Tag: Hannah Duston

  • Jonathan Haynes and a Trip Cut Short

    On February 22, 1698, Jonathan Haynes and Samuel Ladd were returning home from a day collecting cut hay when they were surrounded by a party of Abenaki warriors. Hopelessly outnumbered, they asked for quarter but none would be given for the older men. Both would be killed that day, and one each of their sons captured. One of Haynes’ other sons escaped on a horse. This all happened in what is now Haverhill, Massachusetts near the West Gate Market Plaza.  Today there’s very little evidence of the events of that day, save for a mention on a monument erected by descendants two hundred years later. Those descendants, happily alive at the time, are long gone now too.
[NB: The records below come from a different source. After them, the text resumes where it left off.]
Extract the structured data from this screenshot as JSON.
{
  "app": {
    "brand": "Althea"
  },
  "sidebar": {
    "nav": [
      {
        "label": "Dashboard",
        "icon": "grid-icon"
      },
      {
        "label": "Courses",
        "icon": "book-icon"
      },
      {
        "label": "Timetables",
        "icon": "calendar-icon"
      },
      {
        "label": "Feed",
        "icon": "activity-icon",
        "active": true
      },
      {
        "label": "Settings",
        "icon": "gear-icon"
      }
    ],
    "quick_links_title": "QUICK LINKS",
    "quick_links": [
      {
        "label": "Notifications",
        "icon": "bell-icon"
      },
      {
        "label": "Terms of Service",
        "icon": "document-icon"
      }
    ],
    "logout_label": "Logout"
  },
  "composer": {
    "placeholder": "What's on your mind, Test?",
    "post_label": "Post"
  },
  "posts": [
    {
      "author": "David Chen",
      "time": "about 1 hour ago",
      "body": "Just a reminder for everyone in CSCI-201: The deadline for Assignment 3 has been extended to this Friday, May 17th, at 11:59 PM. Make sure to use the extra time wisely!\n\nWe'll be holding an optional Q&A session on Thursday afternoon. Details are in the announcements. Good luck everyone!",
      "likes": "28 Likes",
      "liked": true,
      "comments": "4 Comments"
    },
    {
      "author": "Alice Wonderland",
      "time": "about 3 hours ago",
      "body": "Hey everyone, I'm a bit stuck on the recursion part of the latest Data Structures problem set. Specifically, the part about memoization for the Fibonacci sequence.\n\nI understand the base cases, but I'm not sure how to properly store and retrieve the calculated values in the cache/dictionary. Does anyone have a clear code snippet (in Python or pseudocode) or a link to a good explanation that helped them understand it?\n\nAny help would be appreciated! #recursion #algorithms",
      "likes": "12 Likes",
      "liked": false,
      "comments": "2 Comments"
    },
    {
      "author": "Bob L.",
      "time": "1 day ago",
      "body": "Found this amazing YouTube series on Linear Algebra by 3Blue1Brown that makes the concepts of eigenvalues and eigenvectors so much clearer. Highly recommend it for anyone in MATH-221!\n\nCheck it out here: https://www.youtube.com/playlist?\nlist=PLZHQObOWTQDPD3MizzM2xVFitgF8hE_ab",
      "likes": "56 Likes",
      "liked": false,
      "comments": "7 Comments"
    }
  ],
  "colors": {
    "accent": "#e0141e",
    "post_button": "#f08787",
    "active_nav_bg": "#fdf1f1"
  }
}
    Jonathan Haynes lived a short walk from where Hannah Duston was kidnapped less than a year before.  In fact, Jonathan Haynes had been kidnapped two years before along with four of his children.  Two came back to Haverhill with their father, two lived out their lives in Canada.  This time Jonathan paid the price for living on the edge of the frontier.  The warriors who killed Haynes and Ladd had come from a raid in Andover (likely present-day North Andover) where they had killed five settlers, including Pasco Chubb, his wife and daughter.  Chubb is a story for another day, but it seems that the Abenaki were out for revenge and went to his home in winter to kill him.  Haynes and Ladd were simply unlucky to be on the path that the Abenaki warriors were taking back to what is now Concord.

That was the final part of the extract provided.